2. Kayıtlarını devamlı olarak muhasebe fişleri, primanota ve bordro gibi yetkili amirlerin imza ve parafını taşıyan mazbut vesikalara dayanarak yürüten müesseselerde, muamelelerin bunlara işlenmesi, deftere işlenmesi hükmündedir. Ancak bu kayıtlar, muamelelerin esas defterlere 45 günden daha geç intikal ettirilmesine cevaz vermez.
3. Günlük kasa, günlük perakende satış ve hasılat defterleri ile serbest meslek kazanç defterine muameleler günü gününe kaydedilir.",
- 282. maddesinde, "Kurumlarda aktifleştirilen ilk tesis ve taazzuv giderleri mukayyet değeri ile değerlenir. Bu değer, ilk tesis ve taazzuv için yapılan giderlerden fazla olamaz.
Kurumun tesis olunması veya yeni bir şubenin açılması veyahut da işlerin devamlı bir surette genişletilmesi için yapılan ve karşılığında maddi bir kıymet iktisap olunmıyan giderler bu cümledendir.
İlk tesis ve taazzuv giderlerinin aktifleştirilmesi ihtiyaridir."
hükümlerine yer verilmiştir.
Bunun yanı sıra, Kanunun 227. maddesinde, "Bu kanunda aksine hüküm olmadıkça, bu kanuna göre tutulan ve üçüncü şahıslarla olan münasebet ve muamelelere ait olan kayıtların tevsiki mecburidir." hükmü yer almakta olup, söz konusu kayıtların, esas itibariyle, Kanunun 229 ve müteakip maddelerinde düzenlenen veya Bakanlığımıza verilen yetkiye dayanılarak düzenlenmesi uygun görülen belgelerden biri ile tevsik edilmesi aranmaktadır.

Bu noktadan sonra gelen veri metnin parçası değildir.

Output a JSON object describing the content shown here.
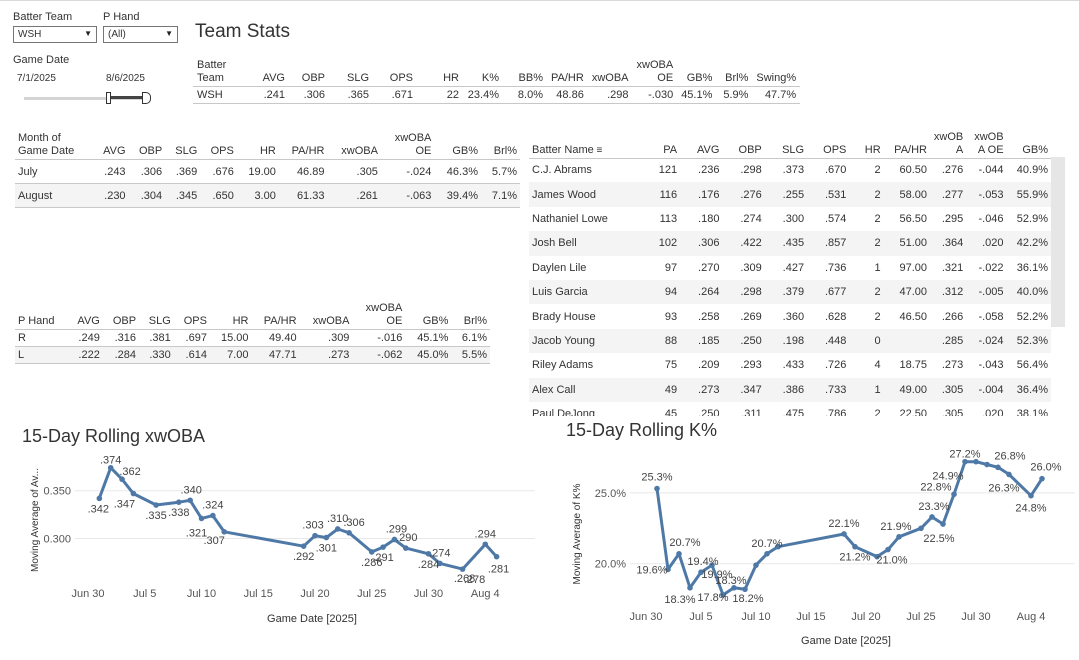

Diğer taraftan, 268 Sıra No.lu Gelir Vergisi Genel Tebliğinde, iş yeri ve konut kiralama işlemlerinde yapılacak tahsilat ve ödemelerin banka veya posta idarelerince düzenlenen belgelerle tevsik edilmesi zorunluluğuna ilişkin açıklamalar yapılmış olup, söz konusu Tebliğ ile konutlarda, her bir konut için aylık 500 TL ve üzerinde kira geliri elde edenlerin, iş yerlerinde ise tutarı ne olursa olsun iş yerini kiraya verenler ile kiracıların kiraya ilişkin tahsilat ve ödemelerinin 01.11.2008 tarihinden itibaren banka veya Posta ve Telgraf Teşkilatı Genel Müdürlüğü tarafından düzenlenen belgelerle tevsik edilmesi zorunluluğu getirilmiştir.
Yine aynı Tebliğde, banka veya Posta ve Telgraf Teşkilatı Genel Müdürlüğü aracı kılınmak suretiyle, para yatırma veya havale, çek veya kredi kartı gibi araçlar kullanılmak suretiyle yapılan tahsilat ve ödemeler karşılığında dekont veya hesap bildirim cetvelleri düzenlendiğinden, bu belgelerin tahsilat ve ödemeleri tevsik edici belge olarak kabul edileceği ile bankaların internet şubeleri üzerinden yapılan ödeme ve tahsilatların da aynı kapsamda değerlendirileceğine ilişkin açıklamalar yer almaktadır.
Buna göre, iktisadi, ticari ve teknik icaplara uygun mahiyette bulunan ve adi ortaklığınıza mükellefiyet tesis ettirilmeden önce, adi ortaklık faaliyetinizin yürütüleceği işyerine ilişkin ödemiş olduğunuz kira giderlerinin 213 sayılı Kanunun 282. maddesi kapsamında kuruluş gideri olarak değerlendirilmesi, adi ortaklığınızın söz konusu dönemde mükellef olmadığı ve kiraya veren işyeri sahibinin de gayrimenkul sermaye iradı mükellefi olduğu dikkate alındığında söz konusu giderlerin 268 Sıra No.lu Gelir Vergisi Genel Tebliğine uygun olarak düzenlenecek belgelere istinaden, adi ortaklığınıza mükellefiyet tesisini müteakip 213 sayılı Kanunun 219. maddesine uygun olarak kayıtlarınıza intikal ettirilmesi gerekmektedir.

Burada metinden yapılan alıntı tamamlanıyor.